Témoignage

Au revoir, Luc !

En tant que résidant du Plateau Mont-Royal, j’ai vu mon quartier se transformer comme jamais depuis que Luc Ferrandez a été élu maire de l’arrondissement.

Les rues sont devenues plus vertes, la circulation automobile s’est apaisée, la vie de quartier s’est épanouie grâce à de jolies places et des parcs plus conviviaux. Les déplacements à vélo sont grandement facilités.

Certains lieux qu’on croyait irrémédiablement laids, comme ce qui entoure l’édicule nord du métro Laurier, ou la rue Clark, ont été transformés par des aménagements judicieux, fleuris, agréables. À plusieurs endroits, notre quartier est carrément méconnaissable.

Mais voilà, Ferrandez a démissionné. Et les raisons de son départ devraient lancer un véritable débat sur ce que devrait être l’urgence climatique. La lettre qu’il a adressée a ses « amis citoyens et citoyennes » montre à quel point il avait en tête un plan précis et élaboré pour y répondre : taxation systématique du stationnement, taxes sur la viande, les déchets, les investissements étrangers, agrandissement des parcs, plantation de 500 000 arbres, ceinture verte, élimination de grands projets comme le Royalmount ou le stade de baseball, densification à échelle humaine du territoire, et j’en passe.

L’urgence des réformes nécessitées par les changements climatiques se heurte au pragmatisme de la politique en général et à la tâche insurmontable de représenter le plus grand nombre d’électeurs et d’électrices possible, aux intérêts trop souvent étroits. Selon Ferrandez, même une mairesse résolument progressiste comme Valérie Plante ne parvient pas à faire les avancées qui s’imposent, devant sans cesse ménager la chèvre et le chou.

Ferrandez a toujours préféré les gants de boxe aux gants blancs qu’on impose habituellement aux politiciens. Dans une entrevue à Radio-Canada, il parle d’un « progressisme autoritaire » nécessaire pour faire avancer ses idées. Une formule qui a semblé bien fonctionner pour lui.

Peu d’élus se sont fait aussi franchement détester.
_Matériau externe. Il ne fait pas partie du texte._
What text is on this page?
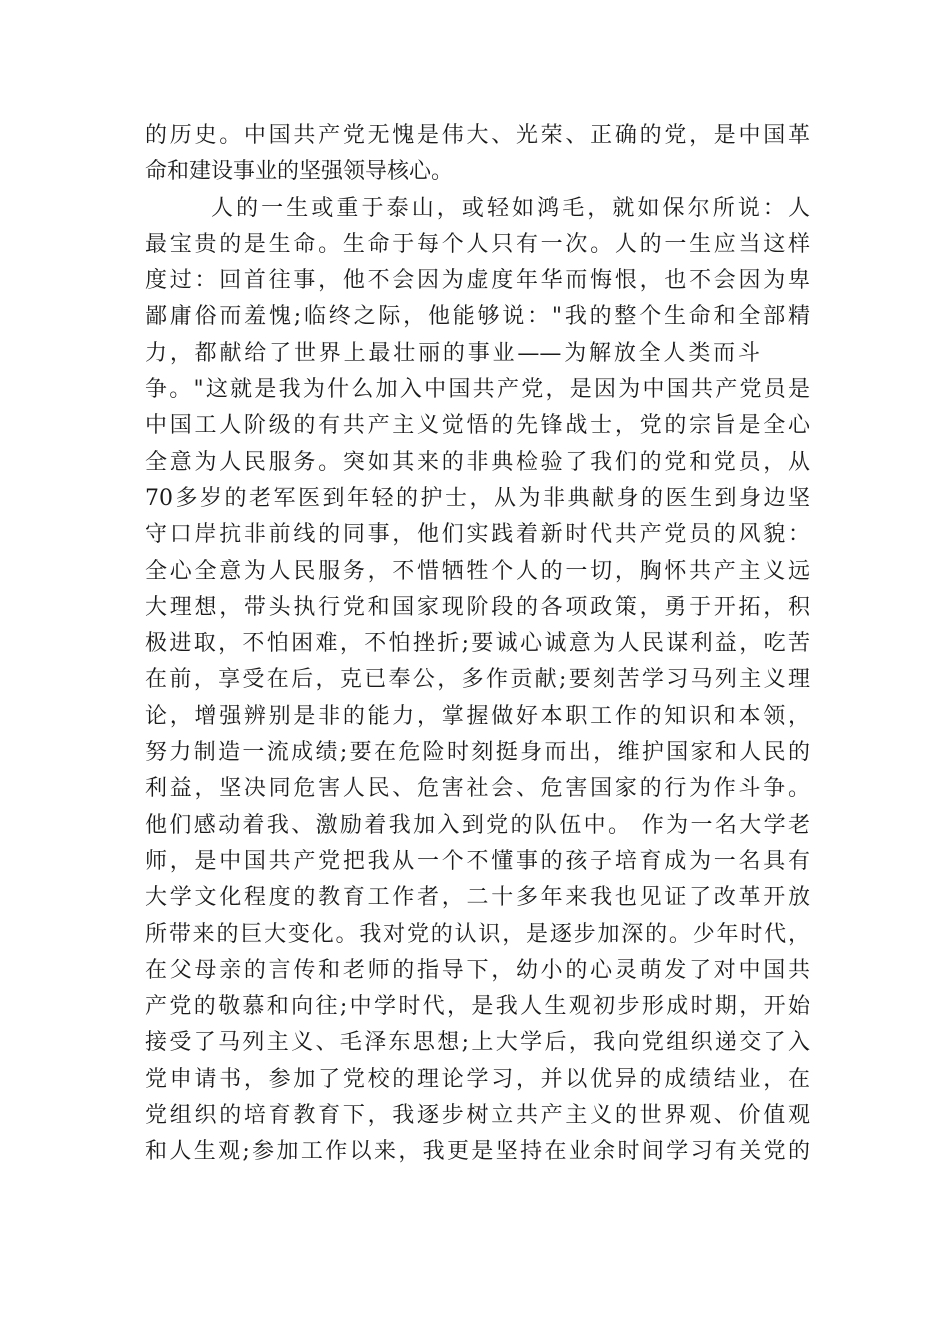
的历史。中国共产党无愧是伟大、光荣、正确的党，是中国革
命和建设事业的坚强领导核心。
人的一生或重于泰山，或轻如鸿毛，就如保尔所说：人
最宝贵的是生命。生命于每个人只有一次。人的一生应当这样
度过：回首往事，他不会因为虚度年华而悔恨，也不会因为卑
鄙庸俗而羞愧;临终之际，他能够说："我的整个生命和全部精
力，都献给了世界上最壮丽的事业——为解放全人类而斗
争。"这就是我为什么加入中国共产党，是因为中国共产党员是
中国工人阶级的有共产主义觉悟的先锋战士，党的宗旨是全心
全意为人民服务。突如其来的非典检验了我们的党和党员，从
70多岁的老军医到年轻的护士，从为非典献身的医生到身边坚
守口岸抗非前线的同事，他们实践着新时代共产党员的风貌：
全心全意为人民服务，不惜牺牲个人的一切，胸怀共产主义远
大理想，带头执行党和国家现阶段的各项政策，勇于开拓，积
极进取，不怕困难，不怕挫折;要诚心诚意为人民谋利益，吃苦
在前，享受在后，克已奉公，多作贡献;要刻苦学习马列主义理
论，增强辨别是非的能力，掌握做好本职工作的知识和本领，
努力制造一流成绩;要在危险时刻挺身而出，维护国家和人民的
利益，坚决同危害人民、危害社会、危害国家的行为作斗争。
他们感动着我、激励着我加入到党的队伍中。 作为一名大学老
师，是中国共产党把我从一个不懂事的孩子培育成为一名具有
大学文化程度的教育工作者，二十多年来我也见证了改革开放
所带来的巨大变化。我对党的认识，是逐步加深的。少年时代，
在父母亲的言传和老师的指导下，幼小的心灵萌发了对中国共
产党的敬慕和向往;中学时代，是我人生观初步形成时期，开始
接受了马列主义、毛泽东思想;上大学后，我向党组织递交了入
党申请书，参加了党校的理论学习，并以优异的成绩结业，在
党组织的培育教育下，我逐步树立共产主义的世界观、价值观
和人生观;参加工作以来，我更是坚持在业余时间学习有关党的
Pourtant, d’une élection à l’autre, il a gagné avec une majorité toujours plus grande.

Ce qui a peut-être bien fonctionné au niveau d’un arrondissement est manifestement plus difficile à appliquer à un niveau plus élevé. Et Ferrandez, qui a bataillé ferme pour y parvenir, vient de jeter l’éponge.

Sa démission ressemble vaguement à celle de Nicolas Hulot, ministre de l’Écologie en France : dans les deux cas, on constate qu’obtenir un poste important dans un gouvernement ne suffit pas pour entreprendre des changements nécessaires en ce qui concerne l’environnement. On ne sait pas trop encore si leur décision encouragera le cynisme ou aura l’effet d’un coup de pied dans le derrière. Mais il semble, hélas, que c’est la transition écologique, au sens large, qui écope pour le moment.

L’annonce de Ferrandez correspond ironiquement à celle de la ministre de l’Environnement du Canada, Catherine McKenna, qui veut décréter un « état d’urgence climatique ». D’un côté, nous avons un politicien avec un plan précis et nécessaire qui quitte son poste. De l’autre, la représentante d’un parti spécialiste des formules creuses qui choisit un slogan vide pour se gagner des votes, alors que ses actions vont en sens contraire.

Voilà peut-être où se trouve notre plus grand défi concernant l’urgence climatique : aller bien au-delà des mots, appliquer des mesures parfois dures, qui vont déplaire, qui transformeront de vieilles habitudes, qui imposeront des changements radicaux.

Et cela, alors que ni la politique ni les individus n’aiment être bousculés.

Il est difficile de savoir si le « progressisme autoritaire » défendu par Ferrandez est le meilleur moyen d’y arriver. Trop de gens se méfient, à juste titre, de toute forme d’autorité. Mais il faut sans aucun doute écouter les jeunes qui manifestent pour le climat, les Greta Thunberg de ce monde, et se joindre à elles, à eux, pour que les politiciens avec de véritables plans pour transformer notre environnement cessent de démissionner et mettent leurs projets en marche.